My OH asked me tonight why I crossed the canes so low. That way all the beans hang on the outside and you can see them easier.
If you cross them too low they may snap with the weight of beans hanging on the outside, and they will be vulnerable to strong wind. The strongest construction is if they cross nearer the top with a wide-ish base.
My runner bean construction is based on 3 x 8' galvanised poles, supports and struts 3 wires and a bean net. The wires pass through holes in the poles and through a bean net. It is immensely strong and needs to be. I grow huge crops of beans. Beans are grown on both sides of the support. Over the years I have found this to be by far the best way to grow runner beans
I'm always amazed by the huge rows most people seem to grow (on my allotment site at least) Maybe some have large families who all love beans, but most seem unable to keep up with production and the plants are soon left with toughening beans on them.
Maybe that's so they can save the seed and sow a huge amount the next year.

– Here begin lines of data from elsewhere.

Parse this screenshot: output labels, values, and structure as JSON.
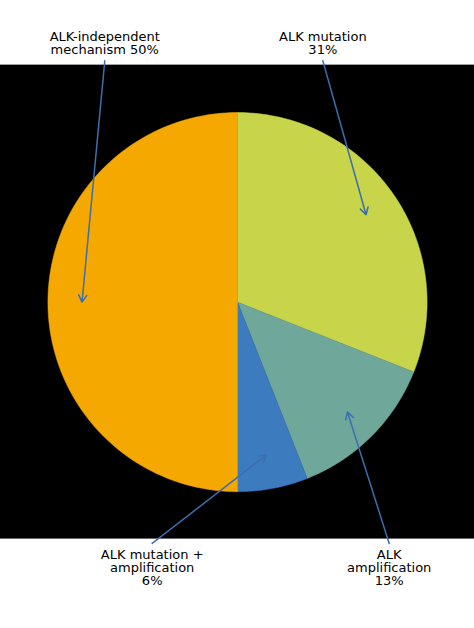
{
  "chart_data": {
    "type": "pie",
    "categories": [
      "ALK mutation\n31%",
      "ALK\namplification\n13%",
      "ALK mutation +\namplification\n6%",
      "ALK-independent\nmechanism 50%"
    ],
    "values": [
      31,
      13,
      6,
      50
    ],
    "colors": [
      "#C8D44A",
      "#6FA89B",
      "#3D7BBF",
      "#F5A800"
    ]
  }
}
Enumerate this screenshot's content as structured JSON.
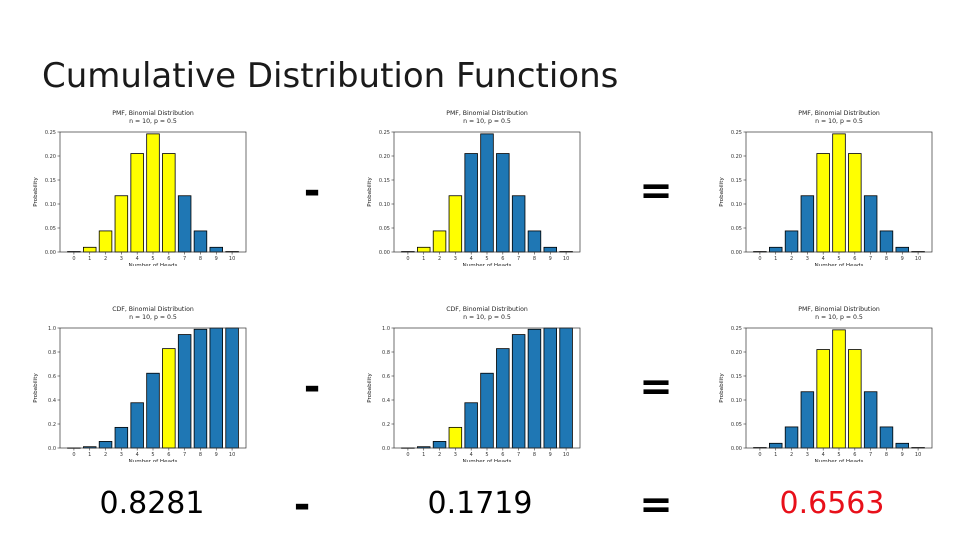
{
  "title": "Cumulative Distribution Functions",
  "colors": {
    "bar": "#1f77b4",
    "highlight": "#ffff00",
    "result": "#e8101a"
  },
  "operators": {
    "minus": "-",
    "equals": "="
  },
  "values": {
    "left": "0.8281",
    "middle": "0.1719",
    "result": "0.6563"
  },
  "chart_data": [
    {
      "type": "bar",
      "title": "PMF, Binomial Distribution",
      "subtitle": "n = 10, p = 0.5",
      "xlabel": "Number of Heads",
      "ylabel": "Probability",
      "categories": [
        "0",
        "1",
        "2",
        "3",
        "4",
        "5",
        "6",
        "7",
        "8",
        "9",
        "10"
      ],
      "values": [
        0.001,
        0.0098,
        0.0439,
        0.1172,
        0.2051,
        0.2461,
        0.2051,
        0.1172,
        0.0439,
        0.0098,
        0.001
      ],
      "highlighted": [
        0,
        1,
        2,
        3,
        4,
        5,
        6
      ],
      "ylim": [
        0,
        0.25
      ],
      "yticks": [
        "0.00",
        "0.05",
        "0.10",
        "0.15",
        "0.20",
        "0.25"
      ]
    },
    {
      "type": "bar",
      "title": "PMF, Binomial Distribution",
      "subtitle": "n = 10, p = 0.5",
      "xlabel": "Number of Heads",
      "ylabel": "Probability",
      "categories": [
        "0",
        "1",
        "2",
        "3",
        "4",
        "5",
        "6",
        "7",
        "8",
        "9",
        "10"
      ],
      "values": [
        0.001,
        0.0098,
        0.0439,
        0.1172,
        0.2051,
        0.2461,
        0.2051,
        0.1172,
        0.0439,
        0.0098,
        0.001
      ],
      "highlighted": [
        0,
        1,
        2,
        3
      ],
      "ylim": [
        0,
        0.25
      ],
      "yticks": [
        "0.00",
        "0.05",
        "0.10",
        "0.15",
        "0.20",
        "0.25"
      ]
    },
    {
      "type": "bar",
      "title": "PMF, Binomial Distribution",
      "subtitle": "n = 10, p = 0.5",
      "xlabel": "Number of Heads",
      "ylabel": "Probability",
      "categories": [
        "0",
        "1",
        "2",
        "3",
        "4",
        "5",
        "6",
        "7",
        "8",
        "9",
        "10"
      ],
      "values": [
        0.001,
        0.0098,
        0.0439,
        0.1172,
        0.2051,
        0.2461,
        0.2051,
        0.1172,
        0.0439,
        0.0098,
        0.001
      ],
      "highlighted": [
        4,
        5,
        6
      ],
      "ylim": [
        0,
        0.25
      ],
      "yticks": [
        "0.00",
        "0.05",
        "0.10",
        "0.15",
        "0.20",
        "0.25"
      ]
    },
    {
      "type": "bar",
      "title": "CDF, Binomial Distribution",
      "subtitle": "n = 10, p = 0.5",
      "xlabel": "Number of Heads",
      "ylabel": "Probability",
      "categories": [
        "0",
        "1",
        "2",
        "3",
        "4",
        "5",
        "6",
        "7",
        "8",
        "9",
        "10"
      ],
      "values": [
        0.001,
        0.0107,
        0.0547,
        0.1719,
        0.377,
        0.623,
        0.8281,
        0.9453,
        0.9893,
        0.999,
        1.0
      ],
      "highlighted": [
        6
      ],
      "ylim": [
        0,
        1.0
      ],
      "yticks": [
        "0.0",
        "0.2",
        "0.4",
        "0.6",
        "0.8",
        "1.0"
      ]
    },
    {
      "type": "bar",
      "title": "CDF, Binomial Distribution",
      "subtitle": "n = 10, p = 0.5",
      "xlabel": "Number of Heads",
      "ylabel": "Probability",
      "categories": [
        "0",
        "1",
        "2",
        "3",
        "4",
        "5",
        "6",
        "7",
        "8",
        "9",
        "10"
      ],
      "values": [
        0.001,
        0.0107,
        0.0547,
        0.1719,
        0.377,
        0.623,
        0.8281,
        0.9453,
        0.9893,
        0.999,
        1.0
      ],
      "highlighted": [
        3
      ],
      "ylim": [
        0,
        1.0
      ],
      "yticks": [
        "0.0",
        "0.2",
        "0.4",
        "0.6",
        "0.8",
        "1.0"
      ]
    },
    {
      "type": "bar",
      "title": "PMF, Binomial Distribution",
      "subtitle": "n = 10, p = 0.5",
      "xlabel": "Number of Heads",
      "ylabel": "Probability",
      "categories": [
        "0",
        "1",
        "2",
        "3",
        "4",
        "5",
        "6",
        "7",
        "8",
        "9",
        "10"
      ],
      "values": [
        0.001,
        0.0098,
        0.0439,
        0.1172,
        0.2051,
        0.2461,
        0.2051,
        0.1172,
        0.0439,
        0.0098,
        0.001
      ],
      "highlighted": [
        4,
        5,
        6
      ],
      "ylim": [
        0,
        0.25
      ],
      "yticks": [
        "0.00",
        "0.05",
        "0.10",
        "0.15",
        "0.20",
        "0.25"
      ]
    }
  ]
}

One tip I find useful is if you're making a wigwam structure for beans, leave one cane out so access to beans growing inside the wigwam is much easier.
Eat masses of beans, freeze loads and give away lots. My row is greatly reduced ...now about 20' I guess. I grow the white flowered ones and they look so good in summer too.

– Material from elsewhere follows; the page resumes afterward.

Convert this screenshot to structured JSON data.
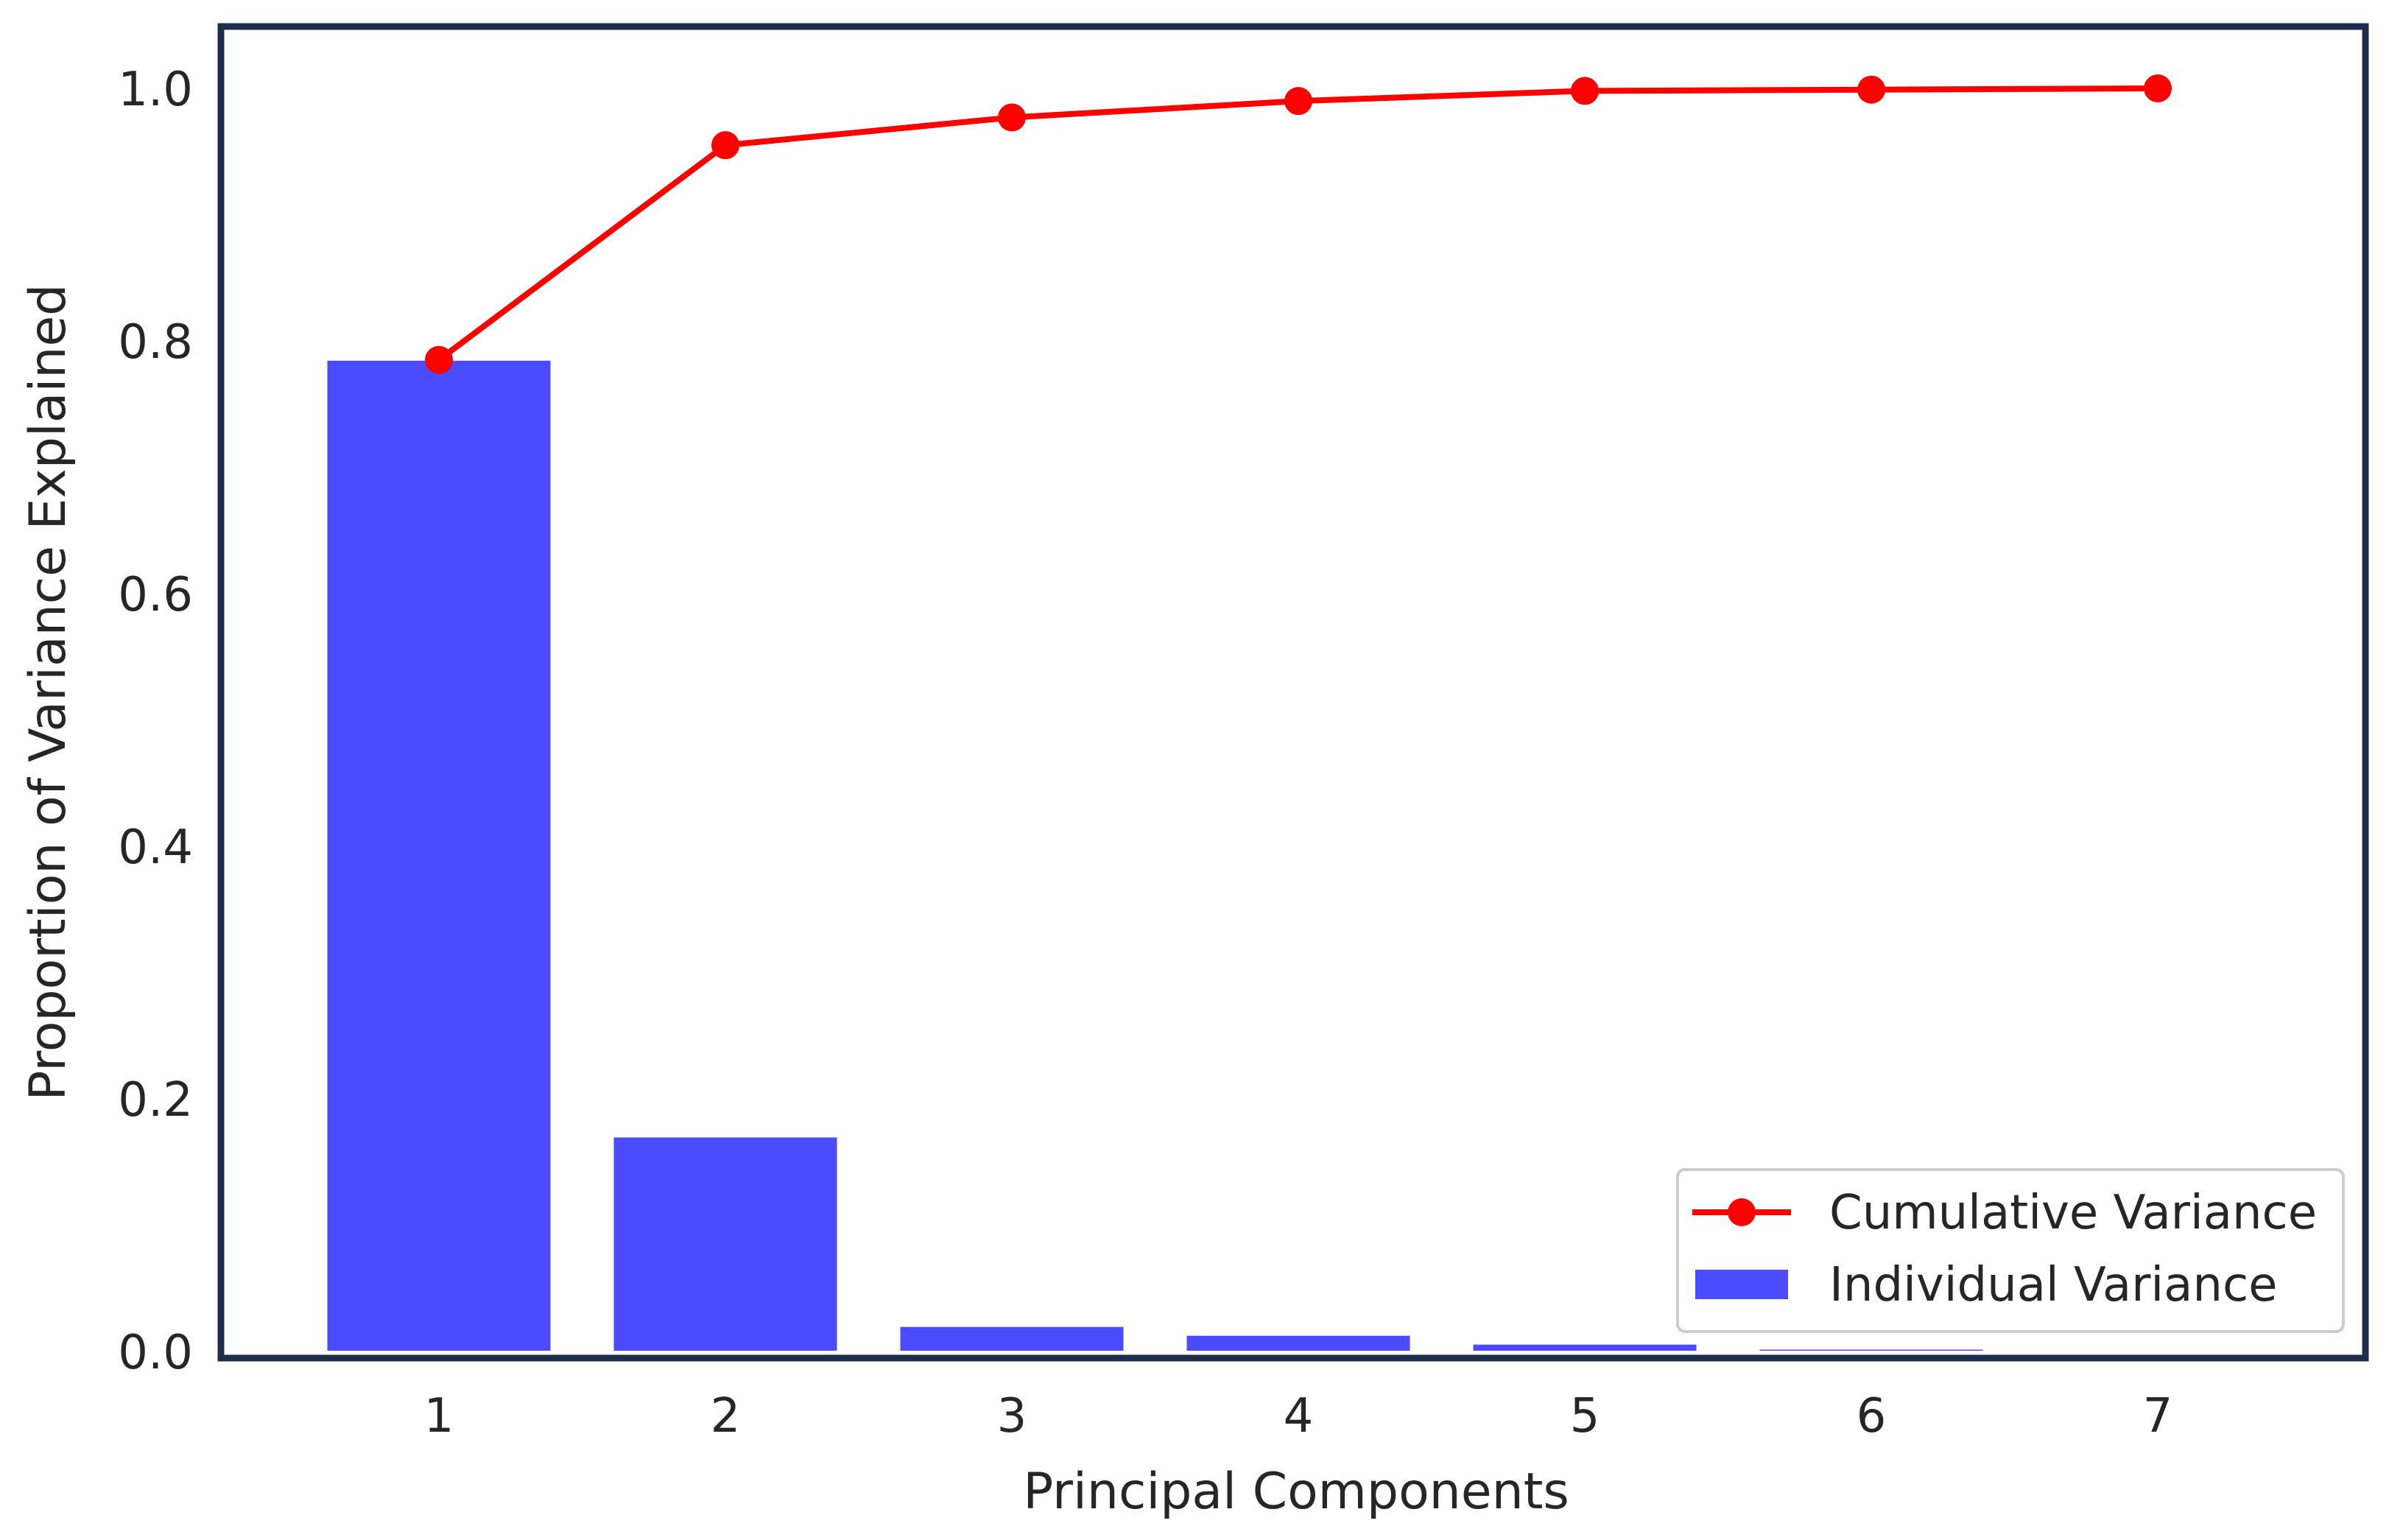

Figrat, you could be right!
Verdun, I agree a healthy row of beans does look good. Maybe some people just like to see a huge row of them? No reason why they shouldn't grow them just for that, I grow plenty of plants just to look at. ( I'd still call a 20' row huge!)

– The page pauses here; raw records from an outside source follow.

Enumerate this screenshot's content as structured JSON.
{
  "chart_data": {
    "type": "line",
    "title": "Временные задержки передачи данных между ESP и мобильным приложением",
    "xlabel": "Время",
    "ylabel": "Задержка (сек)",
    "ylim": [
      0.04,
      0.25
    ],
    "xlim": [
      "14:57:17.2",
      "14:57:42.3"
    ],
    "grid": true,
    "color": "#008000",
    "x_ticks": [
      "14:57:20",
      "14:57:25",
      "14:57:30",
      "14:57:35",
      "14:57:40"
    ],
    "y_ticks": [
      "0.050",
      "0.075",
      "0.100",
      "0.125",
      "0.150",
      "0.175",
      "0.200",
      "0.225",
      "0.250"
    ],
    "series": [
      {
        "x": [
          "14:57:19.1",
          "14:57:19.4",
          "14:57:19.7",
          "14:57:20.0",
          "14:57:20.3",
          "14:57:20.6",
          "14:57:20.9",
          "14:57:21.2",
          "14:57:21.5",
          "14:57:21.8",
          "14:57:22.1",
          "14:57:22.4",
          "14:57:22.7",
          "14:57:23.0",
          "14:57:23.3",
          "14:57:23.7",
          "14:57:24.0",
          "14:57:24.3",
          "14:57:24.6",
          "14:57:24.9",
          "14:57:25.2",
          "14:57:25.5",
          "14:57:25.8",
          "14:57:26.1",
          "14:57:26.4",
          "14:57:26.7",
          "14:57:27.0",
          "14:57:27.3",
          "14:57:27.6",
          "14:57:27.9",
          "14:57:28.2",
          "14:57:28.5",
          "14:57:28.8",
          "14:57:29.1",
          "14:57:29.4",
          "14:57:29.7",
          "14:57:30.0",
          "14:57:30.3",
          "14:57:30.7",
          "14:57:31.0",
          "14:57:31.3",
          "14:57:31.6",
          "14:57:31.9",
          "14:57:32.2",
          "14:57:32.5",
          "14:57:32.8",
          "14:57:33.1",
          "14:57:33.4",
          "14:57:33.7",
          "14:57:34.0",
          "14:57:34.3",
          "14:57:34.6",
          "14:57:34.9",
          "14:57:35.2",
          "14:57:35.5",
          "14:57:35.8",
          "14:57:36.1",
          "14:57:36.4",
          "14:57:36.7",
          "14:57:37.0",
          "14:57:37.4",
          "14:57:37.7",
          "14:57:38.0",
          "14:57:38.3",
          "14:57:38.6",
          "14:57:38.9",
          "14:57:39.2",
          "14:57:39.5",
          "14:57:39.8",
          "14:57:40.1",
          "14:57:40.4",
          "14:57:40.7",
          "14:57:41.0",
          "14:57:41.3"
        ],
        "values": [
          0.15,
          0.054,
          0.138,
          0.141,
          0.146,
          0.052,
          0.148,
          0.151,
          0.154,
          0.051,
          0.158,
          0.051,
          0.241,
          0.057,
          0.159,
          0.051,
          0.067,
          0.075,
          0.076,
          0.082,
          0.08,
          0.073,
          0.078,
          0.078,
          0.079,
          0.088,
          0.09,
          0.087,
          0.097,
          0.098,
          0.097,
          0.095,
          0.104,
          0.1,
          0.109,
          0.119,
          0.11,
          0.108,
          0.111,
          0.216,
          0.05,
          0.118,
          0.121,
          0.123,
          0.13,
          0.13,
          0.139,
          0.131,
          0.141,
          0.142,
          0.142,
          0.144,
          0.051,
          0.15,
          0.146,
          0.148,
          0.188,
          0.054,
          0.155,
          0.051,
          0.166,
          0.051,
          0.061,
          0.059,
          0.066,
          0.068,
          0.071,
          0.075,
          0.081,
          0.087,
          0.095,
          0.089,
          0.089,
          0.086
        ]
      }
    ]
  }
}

I always grow lots of beans, apart from last year when they didn't like the weather. When we get loads I always find that there are plenty of people who can't be bothered to grow veg who are quite willing to take them off my hands.
This is what I constructed a while back for beans. It gets quite windy where I am. The wire was just lying around the plot for many years.
Nowt like recycling! say I
better than recyclin!
For pea's I'm trying canes crossed in the middle this year with a wooden rectangular frame at the top, which the canes are attached to, to strengthen the structure. This has two long wooden lattes nailed to the middle of the shorter sides and driven into the ground by about 1ft. Read about the idea in a book. There are 5 canes either side.
I also grow beans up one side of three arches over the garden path. The other side has a selection of climbers. Sounds like a lot of beans but I grew 2 to 3 plants of different coloured pods last year and had a colourful display of purple, green, yellow and red/cream pods reaching over the arches creating a lush green canopy.
I've discovered some new varieties to try this year, Lablab beans have perfumed flowers which flower in different colours so ideal for growing by a path. Black eye cowpea's leaves are edible, can be cooked like spinach and the beans dried.
What's happened to the good old Streamline variety of runner bean this year? Have they become obsolete? Am now regretting not saving the seed from year to year. Just goes to show, it makes sense to save favourite varieties of seed in case manufacturers decide to discontinue them
I have runner beans growing trellis and evetually over an arch at the edge of the drive . will replace with rapberries in the autumn but hopefully will make a nice living screen to border the lawn if too many grow will give away.
I've planted sweetpea with peas this year on canes which cross in the middle and noticed this evening the sweetpea are a tab bit confused as to which cane to grow up were the canes crossand needed a helping hand so have been tied in to the right one.